Tetracycline (TC) is one of the most widely used antibiotics with significant impacts on human health and thus it needs appropriate approaches for its removal. In the present study, we evaluated the performance and complete pathway of the TC electrochemical oxidation on a Ti/Ti₄O₇ anode prepared by plasma spraying. Morphological data and composition analysis indicated a compact coating layer on the anode, which had the characteristic peaks of Ti₄O₇ as active constituent. The TC electrochemical oxidation on the Ti/Ti₄O₇ anode followed a pseudo-first-order kinetics, and the TC removal efficiency reached 95.8% in 40 min. The influential factors on TC decay kinetics included current density, anode-cathode distance and initial TC concentration. This anode also had high durability and the TC removal efficiency was maintained over 95% after five times reuse. For the first time, we unraveled the complete pathway of the TC electrochemical oxidation using high-performance liquid chromatograph (HPLC) and gas chromatograph (GC) coupled with mass spectrometer (MS). ·OH radicals produced from electrochemical oxidation attack the double bond, phenolic group and amine group of TC, forming a primary intermediate (m/z = 461), secondary intermediates (m/z = 432, 477 and 509) and tertiary intermediates (m/z = 480, 448 and 525). The latter were further oxidized to the key downstream intermediate (m/z = 496), followed by further downstream intermediates (m/z = 451, 412, 396, 367, 351, 298 and 253) and eventually short-chain carboxylic acids. We also evaluated the toxicity change during the electrochemical oxidation process with bioluminescent bacteria. The bioluminescence inhibition ratio peaked at 10 min (55.41%), likely owing to the high toxicity of intermediates with m/z = 461, 432 and 477 as obtained from quantitative structure activity relationship (QSAR) analysis. The bioluminescence inhibition rate eventually decreased to 16.78% in 40 min due to further transformation of TC and intermediates. By comprehensively analyzing the influential factors and complete degradation pathway of TC electrochemical oxidation on the Ti/Ti₄O₇ anode, our research provides deeper insights into the risk assessment of intermediates and their toxicity, assigning new perspectives for practical electrochemical oxidation to effectively eliminate the amount and toxicity of TC and other antibiotics in wastewater.

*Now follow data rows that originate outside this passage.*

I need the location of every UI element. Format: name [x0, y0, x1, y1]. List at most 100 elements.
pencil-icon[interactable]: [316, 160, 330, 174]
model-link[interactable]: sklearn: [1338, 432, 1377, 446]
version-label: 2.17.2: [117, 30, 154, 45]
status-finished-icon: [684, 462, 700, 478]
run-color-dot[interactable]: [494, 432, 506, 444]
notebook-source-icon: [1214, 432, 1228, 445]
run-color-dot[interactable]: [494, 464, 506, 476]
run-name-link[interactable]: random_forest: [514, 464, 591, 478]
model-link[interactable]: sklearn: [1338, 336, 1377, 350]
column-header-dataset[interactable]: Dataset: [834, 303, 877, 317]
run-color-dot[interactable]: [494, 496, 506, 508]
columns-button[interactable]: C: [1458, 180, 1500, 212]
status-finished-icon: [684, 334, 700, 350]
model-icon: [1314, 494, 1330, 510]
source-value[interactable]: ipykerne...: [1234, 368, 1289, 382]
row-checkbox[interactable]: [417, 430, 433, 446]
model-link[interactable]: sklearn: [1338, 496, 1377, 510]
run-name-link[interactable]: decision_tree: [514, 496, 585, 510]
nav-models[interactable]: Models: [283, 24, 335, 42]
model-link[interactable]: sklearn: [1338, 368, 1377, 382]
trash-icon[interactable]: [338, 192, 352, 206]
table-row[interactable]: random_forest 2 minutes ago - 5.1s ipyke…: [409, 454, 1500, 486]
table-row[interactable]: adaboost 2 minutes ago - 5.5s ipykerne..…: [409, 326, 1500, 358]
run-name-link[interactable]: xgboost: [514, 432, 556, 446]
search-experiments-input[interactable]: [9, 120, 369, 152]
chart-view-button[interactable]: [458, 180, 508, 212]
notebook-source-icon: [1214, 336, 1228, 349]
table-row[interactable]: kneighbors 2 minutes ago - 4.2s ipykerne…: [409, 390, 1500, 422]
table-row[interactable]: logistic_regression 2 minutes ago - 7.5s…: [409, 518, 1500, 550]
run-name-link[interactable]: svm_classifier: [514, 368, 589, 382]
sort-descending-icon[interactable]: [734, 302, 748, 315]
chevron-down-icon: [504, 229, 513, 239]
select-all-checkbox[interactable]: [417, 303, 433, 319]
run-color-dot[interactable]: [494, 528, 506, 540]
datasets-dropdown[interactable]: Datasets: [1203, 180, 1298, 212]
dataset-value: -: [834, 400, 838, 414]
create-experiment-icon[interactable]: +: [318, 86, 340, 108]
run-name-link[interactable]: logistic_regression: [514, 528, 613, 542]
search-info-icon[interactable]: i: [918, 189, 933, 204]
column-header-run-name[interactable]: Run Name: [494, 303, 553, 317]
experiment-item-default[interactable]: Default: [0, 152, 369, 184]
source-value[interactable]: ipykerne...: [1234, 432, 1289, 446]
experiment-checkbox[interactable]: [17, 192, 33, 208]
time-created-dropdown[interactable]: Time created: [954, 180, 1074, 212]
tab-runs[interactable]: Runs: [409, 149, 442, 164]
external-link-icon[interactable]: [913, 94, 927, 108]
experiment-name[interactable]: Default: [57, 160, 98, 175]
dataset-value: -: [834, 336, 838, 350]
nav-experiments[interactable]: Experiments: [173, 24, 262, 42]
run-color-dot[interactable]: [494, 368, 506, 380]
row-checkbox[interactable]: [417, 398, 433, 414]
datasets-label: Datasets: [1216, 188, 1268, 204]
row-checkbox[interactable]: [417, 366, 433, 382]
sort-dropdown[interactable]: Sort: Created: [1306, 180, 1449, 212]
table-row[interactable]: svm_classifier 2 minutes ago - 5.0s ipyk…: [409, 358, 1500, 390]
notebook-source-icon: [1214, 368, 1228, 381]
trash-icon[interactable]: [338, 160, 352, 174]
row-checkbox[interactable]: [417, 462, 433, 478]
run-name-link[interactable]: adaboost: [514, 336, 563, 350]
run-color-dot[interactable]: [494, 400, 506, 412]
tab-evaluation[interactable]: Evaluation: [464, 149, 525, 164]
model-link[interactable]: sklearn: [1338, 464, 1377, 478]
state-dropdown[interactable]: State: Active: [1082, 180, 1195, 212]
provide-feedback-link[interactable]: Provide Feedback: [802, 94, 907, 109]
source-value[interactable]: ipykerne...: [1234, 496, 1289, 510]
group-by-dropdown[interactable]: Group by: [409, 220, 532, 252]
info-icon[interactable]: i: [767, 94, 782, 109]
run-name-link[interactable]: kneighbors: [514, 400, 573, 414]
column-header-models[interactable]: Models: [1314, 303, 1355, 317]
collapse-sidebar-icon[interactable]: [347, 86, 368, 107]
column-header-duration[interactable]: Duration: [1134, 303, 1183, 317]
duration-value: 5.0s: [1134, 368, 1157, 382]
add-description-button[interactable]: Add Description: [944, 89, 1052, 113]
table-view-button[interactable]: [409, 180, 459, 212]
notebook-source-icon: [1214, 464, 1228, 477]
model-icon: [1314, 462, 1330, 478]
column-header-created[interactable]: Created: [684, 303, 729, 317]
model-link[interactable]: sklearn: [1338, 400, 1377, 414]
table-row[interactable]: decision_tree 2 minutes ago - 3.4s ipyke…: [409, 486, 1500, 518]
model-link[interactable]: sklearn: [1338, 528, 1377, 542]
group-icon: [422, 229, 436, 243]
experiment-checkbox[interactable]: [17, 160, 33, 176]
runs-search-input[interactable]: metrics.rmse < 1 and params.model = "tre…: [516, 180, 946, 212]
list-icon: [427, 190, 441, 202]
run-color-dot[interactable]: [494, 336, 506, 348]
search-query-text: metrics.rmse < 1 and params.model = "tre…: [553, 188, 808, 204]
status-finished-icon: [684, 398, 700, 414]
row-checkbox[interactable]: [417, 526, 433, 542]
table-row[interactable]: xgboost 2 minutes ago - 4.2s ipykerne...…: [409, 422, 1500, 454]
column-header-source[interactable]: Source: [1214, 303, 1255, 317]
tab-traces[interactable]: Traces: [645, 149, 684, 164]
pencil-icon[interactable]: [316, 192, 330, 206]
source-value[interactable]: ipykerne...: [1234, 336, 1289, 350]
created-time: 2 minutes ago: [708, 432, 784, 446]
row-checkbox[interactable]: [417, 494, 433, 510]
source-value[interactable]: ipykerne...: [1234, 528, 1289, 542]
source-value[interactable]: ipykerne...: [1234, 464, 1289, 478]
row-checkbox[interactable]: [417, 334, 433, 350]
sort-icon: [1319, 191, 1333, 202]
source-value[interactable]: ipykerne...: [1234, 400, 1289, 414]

四环素（TC）是使用最广泛的抗生素之一，对人体健康有重大影响，因此需要适当的方法将其清除。在本研究中，我们评估了通过等离子喷涂制备的Ti / Ti ₄ O ₇阳极上TC电化学氧化的性能和完整途径。形态数据和组成分析表明阳极上有致密的涂层，该涂层具有特征峰Ti ₄ O ₇作为活性成分。Ti / Ti ₄ O ₇上的TC电化学氧化阳极遵循拟一阶动力学，TC去除效率在40分钟内达到95.8％。影响TC衰减动力学的因素包括电流密度，阳极-阴极距离和初始TC浓度。该阳极还具有高耐久性，并且在重复使用五次后，TC去除效率保持在95％以上。我们首次使用高效液相色谱仪（HPLC）和气相色谱仪（GC）结合质谱仪（MS）揭示了TC电化学氧化的完整途径。·电化学氧化产生的OH自由基攻击TC的双键，酚基和胺基，形成一级中间体（m / z  = 461），二级中间体（m / z  = 432、477和509）和叔中间体（m / z  = 480、448和525）。后者被进一步氧化成关键的下游中间体（m / z  = 496），然后被进一步的下游中间体（m / z  = 451、412、396、367、351、298和253）氧化，最终成为短链羧酸。我们还评估了生物发光细菌在电化学氧化过程中的毒性变化。生物发光抑制率在10分钟时达到峰值（55.41％），这可能是由于m / z中间体的高毒性 通过定量结构活度关系（QSAR）分析获得的461、432和477。由于TC和中间体的进一步转化，生物发光抑制率最终在40分钟内降低到16.78％。通过全面分析Ti / Ti ₄ O ₇阳极上TC电化学氧化的影响因素和完整的降解途径，我们的研究为中间体风险及其毒性的评估提供了更深刻的见解，为实际电化学氧化提供了新的见解，从而有效地消除了中间产物。废水中TC和其他抗生素的含量和毒性。